Building codes are inherently complex and challenging to understand due to their detailed and interrelated safety requirements, technical language, and regional variations. Traditional manual approaches, such as consulting building code experts, are effective but constrained by high labor costs and the frequent updates to building codes. The advent of large language models (LLMs) offers a promising solution for automating and intelligently interpreting building codes. However, LLMs can sometimes produce unrelated or incorrect information due to hallucinations. In this paper, the authors propose a method that combines LLMs with retrieval-augmented generation (RAG) techniques to develop a "building code expert" capable of accurately answering user queries about building codes.

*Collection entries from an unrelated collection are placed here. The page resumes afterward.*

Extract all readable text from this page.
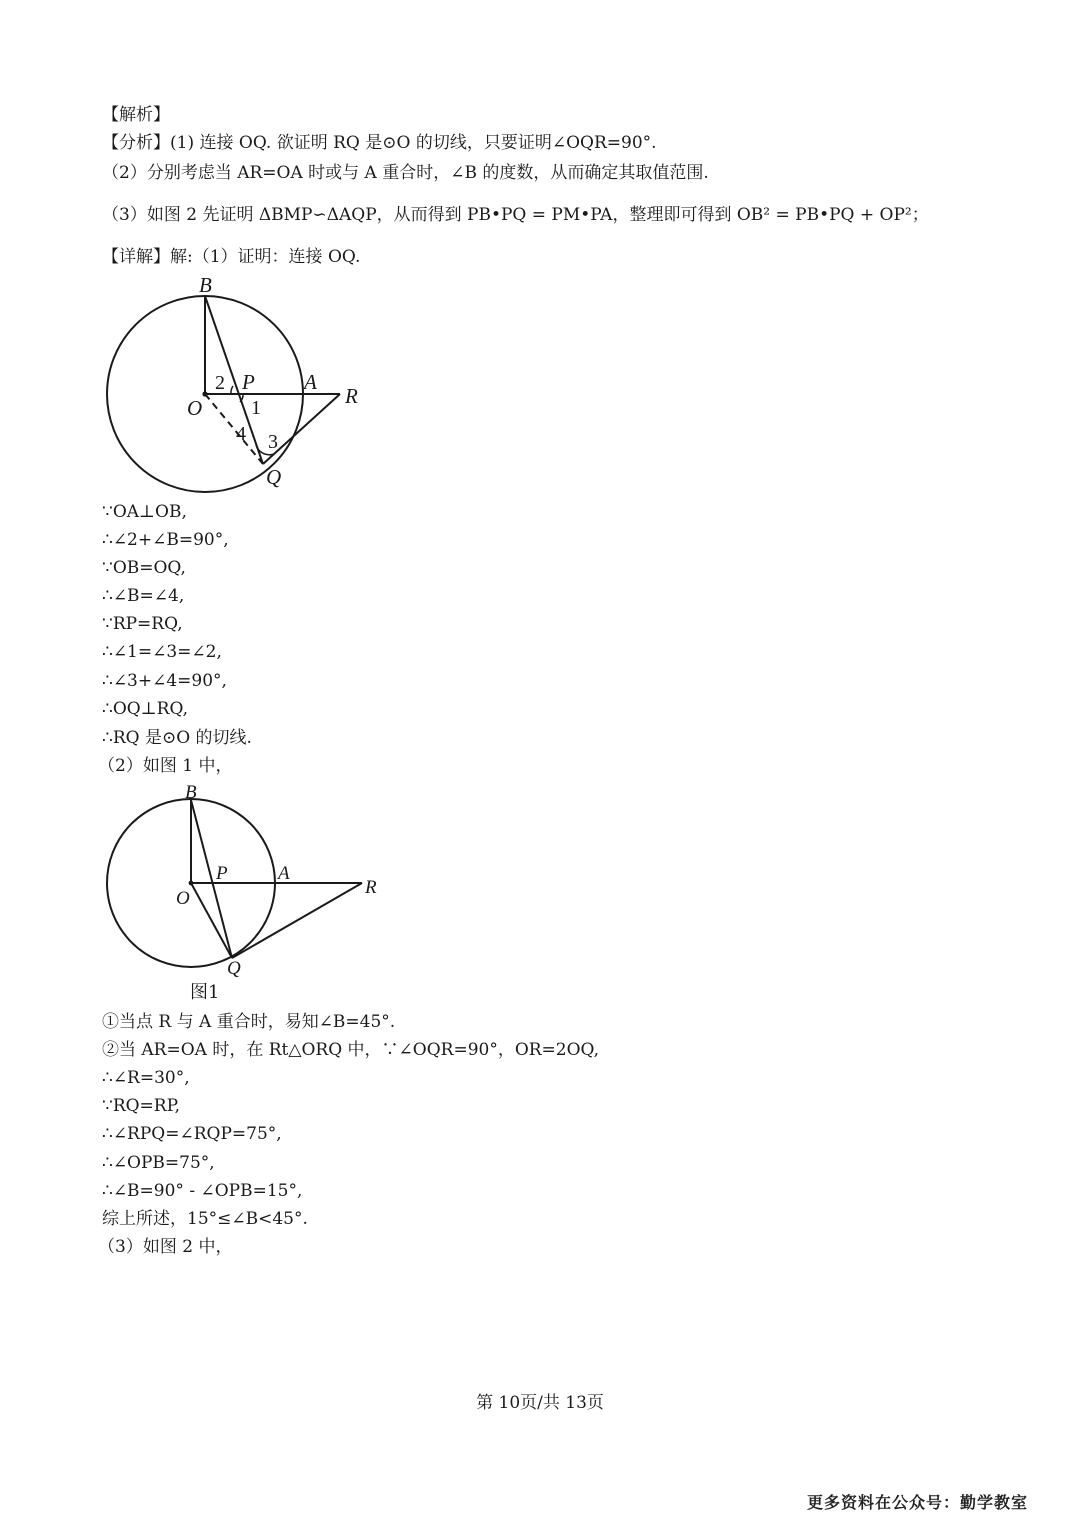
【解析】
【分析】(1) 连接 OQ. 欲证明 RQ 是⊙O 的切线，只要证明∠OQR=90°.
（2）分别考虑当 AR=OA 时或与 A 重合时，∠B 的度数，从而确定其取值范围.
（3）如图 2 先证明 ΔBMP∽ΔAQP，从而得到 PB•PQ = PM•PA，整理即可得到 OB² = PB•PQ + OP²；
【详解】解:（1）证明：连接 OQ.
B
2 P A
R
O 1
4 3
Q
∵OA⊥OB,
∴∠2+∠B=90°,
∵OB=OQ,
∴∠B=∠4,
∵RP=RQ,
∴∠1=∠3=∠2,
∴∠3+∠4=90°,
∴OQ⊥RQ,
∴RQ 是⊙O 的切线.
（2）如图 1 中，
B
P	A
R
O
Q
图1
①当点 R 与 A 重合时，易知∠B=45°.
②当 AR=OA 时，在 Rt△ORQ 中，∵∠OQR=90°，OR=2OQ,
∴∠R=30°,
∵RQ=RP,
∴∠RPQ=∠RQP=75°,
∴∠OPB=75°,
∴∠B=90° - ∠OPB=15°,
综上所述，15°≤∠B<45°.
（3）如图 2 中，
第 10页/共 13页
更多资料在公众号：勤学教室
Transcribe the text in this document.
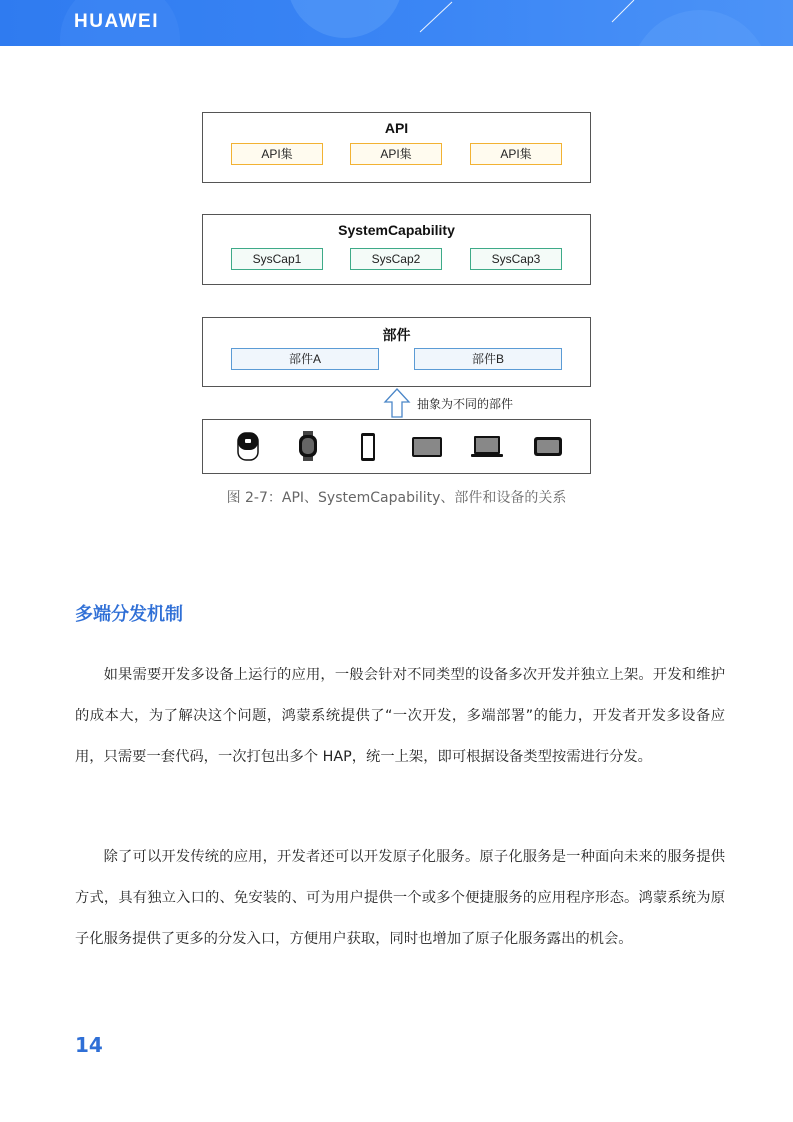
HUAWEI
API
API集	API集	API集
SystemCapability
SysCap1	SysCap2	SysCap3
部件
部件A	部件B
抽象为不同的部件
图 2-7：API、SystemCapability、部件和设备的关系
多端分发机制

如果需要开发多设备上运行的应用，一般会针对不同类型的设备多次开发并独立上架。开发和维护的成本大，为了解决这个问题，鸿蒙系统提供了“一次开发，多端部署”的能力，开发者开发多设备应用，只需要一套代码，一次打包出多个 HAP，统一上架，即可根据设备类型按需进行分发。

除了可以开发传统的应用，开发者还可以开发原子化服务。原子化服务是一种面向未来的服务提供方式，具有独立入口的、免安装的、可为用户提供一个或多个便捷服务的应用程序形态。鸿蒙系统为原子化服务提供了更多的分发入口，方便用户获取，同时也增加了原子化服务露出的机会。

14
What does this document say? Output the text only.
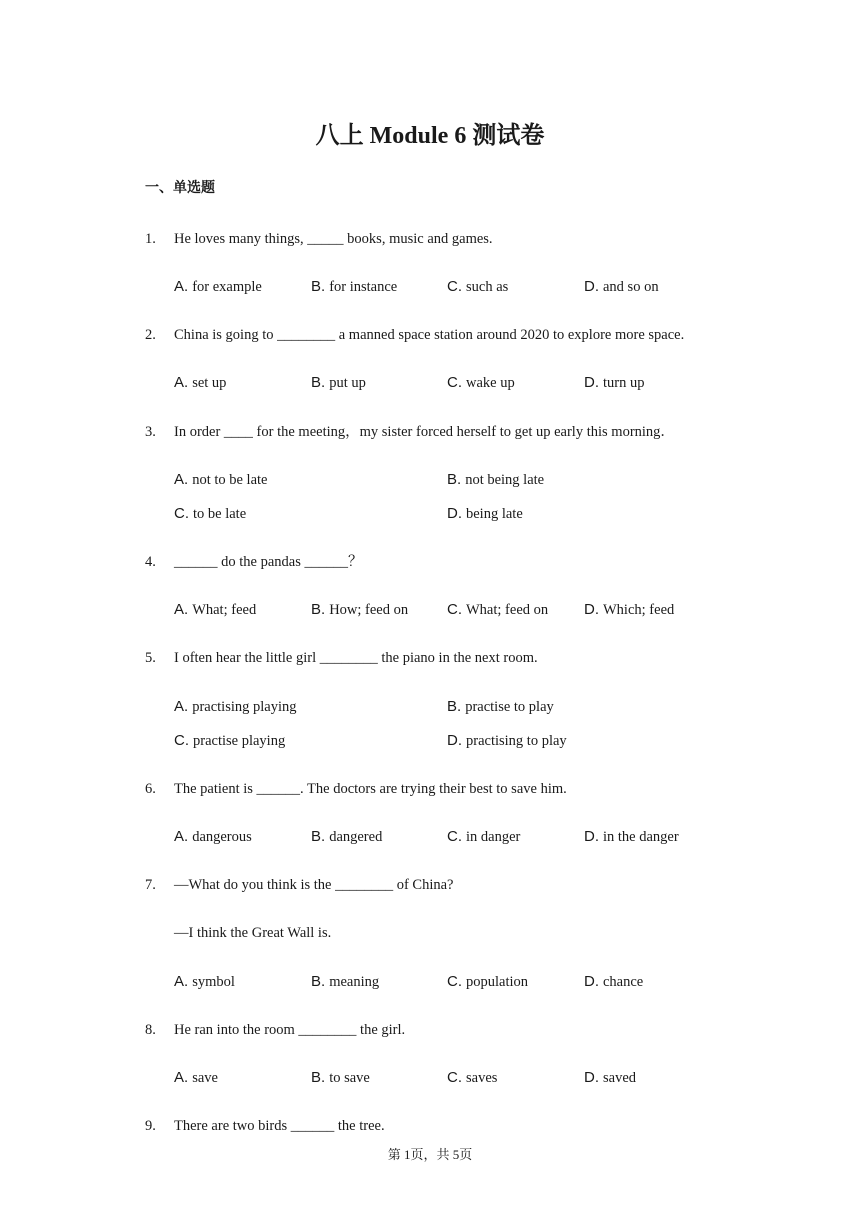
八上 Module 6 测试卷
一、单选题
1. He loves many things, _____ books, music and games.
A. for example	B. for instance	C. such as	D. and so on
2. China is going to ________ a manned space station around 2020 to explore more space.
A. set up	B. put up	C. wake up	D. turn up
3. In order ____ for the meeting，my sister forced herself to get up early this morning．
A. not to be late	B. not being late
C. to be late	D. being late
4. ______ do the pandas ______？
A. What; feed	B. How; feed on	C. What; feed on D. Which; feed
5. I often hear the little girl ________ the piano in the next room.
A. practising playing	B. practise to play
C. practise playing	D. practising to play
6. The patient is ______. The doctors are trying their best to save him.
A. dangerous	B. dangered	C. in danger	D. in the danger
7. —What do you think is the ________ of China?
—I think the Great Wall is.
A. symbol	B. meaning	C. population	D. chance
8. He ran into the room ________ the girl.
A. save	B. to save	C. saves	D. saved
9. There are two birds ______ the tree.
第 1页，共 5页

To validate the approach, a dataset of 150 data records - each consisting of a query, an answer, and the relevant context - was extracted from Chapters 5 and 10 of the International Building Code 2015. Experimental results demonstrate that the proposed method outperforms the state-of-the-art question-answering framework. This research provides a notable step forward in leveraging artificial intelligence (AI) to improve accessibility, accuracy, and efficiency in understanding building codes, with potential applications such as compliance checking, automated design validation, and risk assessment.